A forensic image is an image or exact, sector by sector, copy of a hard disk, taken using software such as Paraben Lockdown/Forensic Replicator or Logicube Forensic Dossier. These software solutions create exact copies of the hard drive, and, unlike the Windows OS, they don’t try to write to drive on startup, thus preserving an exact copy of the hard disk. Deleted files, slack space, system files and executables (and documents renamed to mimic system files and executables) are all part of a forensic image.
A forensic copy is a file-level copy of data from a hard disk. Before the copies are taken, the parties involved in the discovery process agree what type of files (email, purchase records, timecards, etc.) will be part of the forensic analysis, and then only those files are copied. Special software, such as EnCase Forensic, is used to create a logical evidence file (LEF) in E01 or L01 format. An E01 file is a proprietary format file that stores the physical bitstream of a hard drive. Forensic software creates this bitstream, which is an exact duplicate of the entire hard drive, using non-invasive procedures. An L01 file format is an Encase Forensic proprietary file storage format, which stores the files with varying levels of compression. This digital evidence container is validated and approved by courts worldwide.

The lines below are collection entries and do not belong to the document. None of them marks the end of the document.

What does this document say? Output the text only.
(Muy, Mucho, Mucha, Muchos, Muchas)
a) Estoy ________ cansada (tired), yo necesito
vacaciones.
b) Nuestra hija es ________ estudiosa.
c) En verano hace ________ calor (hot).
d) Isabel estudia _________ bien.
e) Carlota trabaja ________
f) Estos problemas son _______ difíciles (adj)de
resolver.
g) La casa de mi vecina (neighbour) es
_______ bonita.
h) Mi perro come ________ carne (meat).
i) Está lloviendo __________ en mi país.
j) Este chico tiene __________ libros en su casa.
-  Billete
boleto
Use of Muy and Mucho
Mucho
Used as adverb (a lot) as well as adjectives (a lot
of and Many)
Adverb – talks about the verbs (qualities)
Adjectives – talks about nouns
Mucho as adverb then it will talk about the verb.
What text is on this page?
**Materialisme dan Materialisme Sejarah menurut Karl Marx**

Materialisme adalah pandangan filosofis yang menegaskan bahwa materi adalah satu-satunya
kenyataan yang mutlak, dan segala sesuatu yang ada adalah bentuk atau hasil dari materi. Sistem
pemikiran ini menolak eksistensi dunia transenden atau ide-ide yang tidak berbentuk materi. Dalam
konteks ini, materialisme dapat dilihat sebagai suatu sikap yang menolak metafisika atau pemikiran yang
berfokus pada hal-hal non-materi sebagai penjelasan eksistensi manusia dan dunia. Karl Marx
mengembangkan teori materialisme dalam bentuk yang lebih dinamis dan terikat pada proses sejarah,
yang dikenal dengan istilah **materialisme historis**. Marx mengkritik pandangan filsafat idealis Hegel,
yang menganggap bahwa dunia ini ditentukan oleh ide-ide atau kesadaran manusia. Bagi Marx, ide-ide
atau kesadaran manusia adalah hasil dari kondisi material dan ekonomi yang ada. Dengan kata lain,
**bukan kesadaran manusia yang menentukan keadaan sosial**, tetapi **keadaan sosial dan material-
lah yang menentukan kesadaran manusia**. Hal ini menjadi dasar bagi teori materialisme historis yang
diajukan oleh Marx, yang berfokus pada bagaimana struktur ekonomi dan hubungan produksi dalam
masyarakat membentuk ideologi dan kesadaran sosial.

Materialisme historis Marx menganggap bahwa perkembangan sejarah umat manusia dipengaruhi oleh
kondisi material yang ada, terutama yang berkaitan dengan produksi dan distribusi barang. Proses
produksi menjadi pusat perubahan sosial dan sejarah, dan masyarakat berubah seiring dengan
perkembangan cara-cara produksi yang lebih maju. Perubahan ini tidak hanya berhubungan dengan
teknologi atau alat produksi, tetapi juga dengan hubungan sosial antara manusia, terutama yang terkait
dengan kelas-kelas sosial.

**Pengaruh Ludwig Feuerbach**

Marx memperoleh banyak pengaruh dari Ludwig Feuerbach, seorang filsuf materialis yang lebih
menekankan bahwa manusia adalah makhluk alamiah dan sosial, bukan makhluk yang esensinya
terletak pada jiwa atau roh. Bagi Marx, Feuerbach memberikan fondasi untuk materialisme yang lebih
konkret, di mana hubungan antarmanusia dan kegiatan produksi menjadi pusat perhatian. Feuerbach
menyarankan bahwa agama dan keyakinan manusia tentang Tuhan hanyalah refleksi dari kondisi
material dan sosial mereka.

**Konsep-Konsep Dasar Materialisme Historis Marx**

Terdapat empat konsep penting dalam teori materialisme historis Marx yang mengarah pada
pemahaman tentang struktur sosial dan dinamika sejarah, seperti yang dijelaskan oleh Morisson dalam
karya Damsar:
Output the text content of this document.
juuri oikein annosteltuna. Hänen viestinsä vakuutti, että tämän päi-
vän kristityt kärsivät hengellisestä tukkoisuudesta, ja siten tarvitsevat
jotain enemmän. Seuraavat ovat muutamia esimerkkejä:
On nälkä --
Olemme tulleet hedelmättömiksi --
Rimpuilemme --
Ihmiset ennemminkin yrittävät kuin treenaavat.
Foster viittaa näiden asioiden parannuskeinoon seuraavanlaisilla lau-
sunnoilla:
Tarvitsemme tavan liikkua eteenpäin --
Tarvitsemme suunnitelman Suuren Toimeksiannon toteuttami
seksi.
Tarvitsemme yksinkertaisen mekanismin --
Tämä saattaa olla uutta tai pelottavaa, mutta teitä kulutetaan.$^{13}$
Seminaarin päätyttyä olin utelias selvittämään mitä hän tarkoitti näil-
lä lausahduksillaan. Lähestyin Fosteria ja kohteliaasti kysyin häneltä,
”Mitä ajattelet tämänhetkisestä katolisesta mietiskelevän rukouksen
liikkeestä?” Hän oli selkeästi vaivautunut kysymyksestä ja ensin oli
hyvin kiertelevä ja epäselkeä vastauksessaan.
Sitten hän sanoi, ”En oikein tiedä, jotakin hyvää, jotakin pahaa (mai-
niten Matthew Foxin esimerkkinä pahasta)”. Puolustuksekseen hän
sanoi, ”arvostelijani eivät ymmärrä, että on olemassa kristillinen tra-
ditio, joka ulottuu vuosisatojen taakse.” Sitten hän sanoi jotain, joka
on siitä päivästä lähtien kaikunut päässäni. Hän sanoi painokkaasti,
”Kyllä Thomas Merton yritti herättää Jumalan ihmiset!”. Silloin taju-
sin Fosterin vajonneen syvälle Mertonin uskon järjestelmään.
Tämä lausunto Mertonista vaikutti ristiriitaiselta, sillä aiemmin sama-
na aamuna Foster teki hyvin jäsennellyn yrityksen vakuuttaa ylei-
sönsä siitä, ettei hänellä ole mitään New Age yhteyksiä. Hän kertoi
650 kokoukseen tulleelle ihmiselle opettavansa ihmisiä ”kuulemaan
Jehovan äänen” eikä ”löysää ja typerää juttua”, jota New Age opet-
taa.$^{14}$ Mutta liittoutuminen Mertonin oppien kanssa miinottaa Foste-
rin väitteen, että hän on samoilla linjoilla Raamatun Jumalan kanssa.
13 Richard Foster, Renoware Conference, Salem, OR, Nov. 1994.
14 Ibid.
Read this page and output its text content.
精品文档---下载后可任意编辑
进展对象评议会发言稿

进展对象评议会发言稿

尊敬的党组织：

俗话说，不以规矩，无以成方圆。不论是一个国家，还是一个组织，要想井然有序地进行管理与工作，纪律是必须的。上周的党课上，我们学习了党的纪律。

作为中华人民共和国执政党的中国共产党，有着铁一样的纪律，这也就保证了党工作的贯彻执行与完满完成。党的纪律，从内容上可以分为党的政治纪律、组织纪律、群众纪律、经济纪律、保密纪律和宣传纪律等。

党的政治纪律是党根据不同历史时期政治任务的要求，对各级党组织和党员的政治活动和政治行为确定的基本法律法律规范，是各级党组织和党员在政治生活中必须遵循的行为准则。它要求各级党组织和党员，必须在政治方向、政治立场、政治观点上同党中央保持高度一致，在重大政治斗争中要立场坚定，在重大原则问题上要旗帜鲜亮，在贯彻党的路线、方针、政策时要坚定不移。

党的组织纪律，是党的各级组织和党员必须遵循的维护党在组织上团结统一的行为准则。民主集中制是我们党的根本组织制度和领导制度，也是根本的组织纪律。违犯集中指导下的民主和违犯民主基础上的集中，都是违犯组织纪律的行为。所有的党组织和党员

In some cases a court order will allow seizure of the hard disk for copy or imaging; in other cases, such as internal audits, file copies can be made over the LAN or other network connections. Once the forensic image or copy has been obtained, it can then be expanded onto a control computer in a secure facility for file and data search. At that point, additional software, such as Clearwell, can be used to index the files for enhanced keyword search (for standard office documents) and email discussion topic thread indexing.